Dave Goldiner, Joseph Wilkinson
New York Daily News
Rep. Alexandria Ocasio-Cortez says in a new magazine article that being sexually assaulted a decade ago eventually spurred her to run for Congress.
Opening up about the rape, the progressive firebrand told GQ in an interview released Wednesday that the traumatic experience helped steel her desire to change the world around her.
“My sexual assault was a pivotal event in the trajectory that led me to run for office,” Ocasio-Cortez (D-N.Y.) said. “I can say that in retrospect, but obviously I didn’t know that at the time.”
The future congresswoman recalled fearing that she would become pregnant after the rape and having to take a pregnancy test in a public bathroom in Manhattan.

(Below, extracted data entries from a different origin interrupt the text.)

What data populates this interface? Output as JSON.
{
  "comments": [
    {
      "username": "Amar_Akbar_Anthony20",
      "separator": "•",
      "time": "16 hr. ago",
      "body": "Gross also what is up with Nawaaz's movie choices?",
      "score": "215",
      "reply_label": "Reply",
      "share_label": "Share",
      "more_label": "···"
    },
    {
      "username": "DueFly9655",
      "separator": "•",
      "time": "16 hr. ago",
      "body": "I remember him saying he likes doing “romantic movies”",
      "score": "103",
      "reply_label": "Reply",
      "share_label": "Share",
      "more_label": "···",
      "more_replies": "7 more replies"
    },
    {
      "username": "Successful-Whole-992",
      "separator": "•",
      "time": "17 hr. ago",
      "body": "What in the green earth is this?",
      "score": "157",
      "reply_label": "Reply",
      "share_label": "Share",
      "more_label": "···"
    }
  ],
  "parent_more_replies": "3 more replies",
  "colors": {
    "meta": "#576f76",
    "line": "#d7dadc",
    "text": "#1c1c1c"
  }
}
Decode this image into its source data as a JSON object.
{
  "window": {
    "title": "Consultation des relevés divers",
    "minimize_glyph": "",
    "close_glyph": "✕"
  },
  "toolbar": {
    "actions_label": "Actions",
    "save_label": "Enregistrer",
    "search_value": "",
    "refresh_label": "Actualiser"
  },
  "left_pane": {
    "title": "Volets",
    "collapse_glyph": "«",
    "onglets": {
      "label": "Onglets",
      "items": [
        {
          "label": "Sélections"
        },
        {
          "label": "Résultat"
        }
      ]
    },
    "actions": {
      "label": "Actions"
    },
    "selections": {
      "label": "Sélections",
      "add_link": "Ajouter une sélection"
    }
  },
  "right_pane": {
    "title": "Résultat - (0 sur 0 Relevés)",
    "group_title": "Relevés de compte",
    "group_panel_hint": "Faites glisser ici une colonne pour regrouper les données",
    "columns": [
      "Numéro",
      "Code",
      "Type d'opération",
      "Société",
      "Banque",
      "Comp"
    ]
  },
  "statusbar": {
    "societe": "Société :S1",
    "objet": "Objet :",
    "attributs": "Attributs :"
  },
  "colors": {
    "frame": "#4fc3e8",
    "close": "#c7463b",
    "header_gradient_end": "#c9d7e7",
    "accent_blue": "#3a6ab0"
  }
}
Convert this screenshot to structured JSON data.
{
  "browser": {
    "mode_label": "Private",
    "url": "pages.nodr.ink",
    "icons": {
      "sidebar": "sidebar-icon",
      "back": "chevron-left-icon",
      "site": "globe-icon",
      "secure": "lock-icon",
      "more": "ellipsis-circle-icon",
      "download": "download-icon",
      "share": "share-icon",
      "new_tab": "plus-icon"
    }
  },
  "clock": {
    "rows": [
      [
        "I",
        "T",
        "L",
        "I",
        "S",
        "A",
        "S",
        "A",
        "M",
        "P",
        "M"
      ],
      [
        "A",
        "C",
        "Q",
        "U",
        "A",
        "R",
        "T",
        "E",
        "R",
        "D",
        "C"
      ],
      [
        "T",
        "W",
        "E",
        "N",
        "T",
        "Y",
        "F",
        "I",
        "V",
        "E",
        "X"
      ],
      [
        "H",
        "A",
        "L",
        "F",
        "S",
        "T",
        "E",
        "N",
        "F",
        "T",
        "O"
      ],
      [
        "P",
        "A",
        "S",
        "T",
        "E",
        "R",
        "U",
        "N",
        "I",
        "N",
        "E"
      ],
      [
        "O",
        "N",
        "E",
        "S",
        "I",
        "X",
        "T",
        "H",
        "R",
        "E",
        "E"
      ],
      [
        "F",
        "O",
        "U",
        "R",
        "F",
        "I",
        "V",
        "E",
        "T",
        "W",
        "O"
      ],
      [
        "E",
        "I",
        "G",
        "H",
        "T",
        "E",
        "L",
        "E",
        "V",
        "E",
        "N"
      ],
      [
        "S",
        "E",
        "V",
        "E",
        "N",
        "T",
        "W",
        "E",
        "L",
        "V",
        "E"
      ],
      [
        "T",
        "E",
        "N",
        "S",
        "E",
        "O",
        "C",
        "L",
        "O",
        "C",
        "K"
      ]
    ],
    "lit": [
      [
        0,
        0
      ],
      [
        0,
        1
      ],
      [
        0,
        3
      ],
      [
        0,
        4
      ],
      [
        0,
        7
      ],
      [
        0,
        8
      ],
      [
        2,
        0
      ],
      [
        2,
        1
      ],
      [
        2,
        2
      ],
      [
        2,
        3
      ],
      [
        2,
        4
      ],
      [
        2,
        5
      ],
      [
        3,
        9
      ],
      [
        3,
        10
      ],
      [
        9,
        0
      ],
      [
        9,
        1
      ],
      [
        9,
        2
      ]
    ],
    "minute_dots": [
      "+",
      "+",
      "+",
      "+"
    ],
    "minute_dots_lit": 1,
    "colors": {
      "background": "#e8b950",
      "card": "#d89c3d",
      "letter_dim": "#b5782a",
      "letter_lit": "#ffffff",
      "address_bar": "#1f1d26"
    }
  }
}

“When I sat there waiting for what the result would be, all I could think of was, ‘Thank God I have at least a choice,’” Ocasio-Cortez said at a rally on the day the Supreme Court overturned Roe v. Wade.
Ocasio-Cortez, 32, never discussed the assault while running for office in 2018 or during her first term in the House. But after she feared for her life on Jan. 6, 2021, she began sharing bits and pieces of the painful memory.
She said that her instincts as a sexual assault survivor kicked in while she was hiding from the Donald Trump-supporting mob that stormed the Capitol.
“One major trauma that a lot of survivors of assault deal with is a struggle with being believed,” the congresswoman told GQ. “There are aspects of it that I may never share because of the trauma of having that experience litigated in public.”
Ocasio-Cortez said that her co-workers at a restaurant were among the first people she told. Some confided in her that they’d been assaulted as well.
She told GQ that her rapist was someone she was dating at the time but that they’d never been sexually intimate. She also said that when she confronted the man about the assault, the conversation did not go well.
The congresswoman added that she never spoke to police.
“If the vast majority of sexual assaults happen by a familiar person, the last thing you’re going to want to do is throw someone in jail,” Ocasio-Cortez told GQ. “There is an intersection with the work of abolition and healing and contending with the fact that we as people are capable of doing harm, but we are also capable of healing from harm.”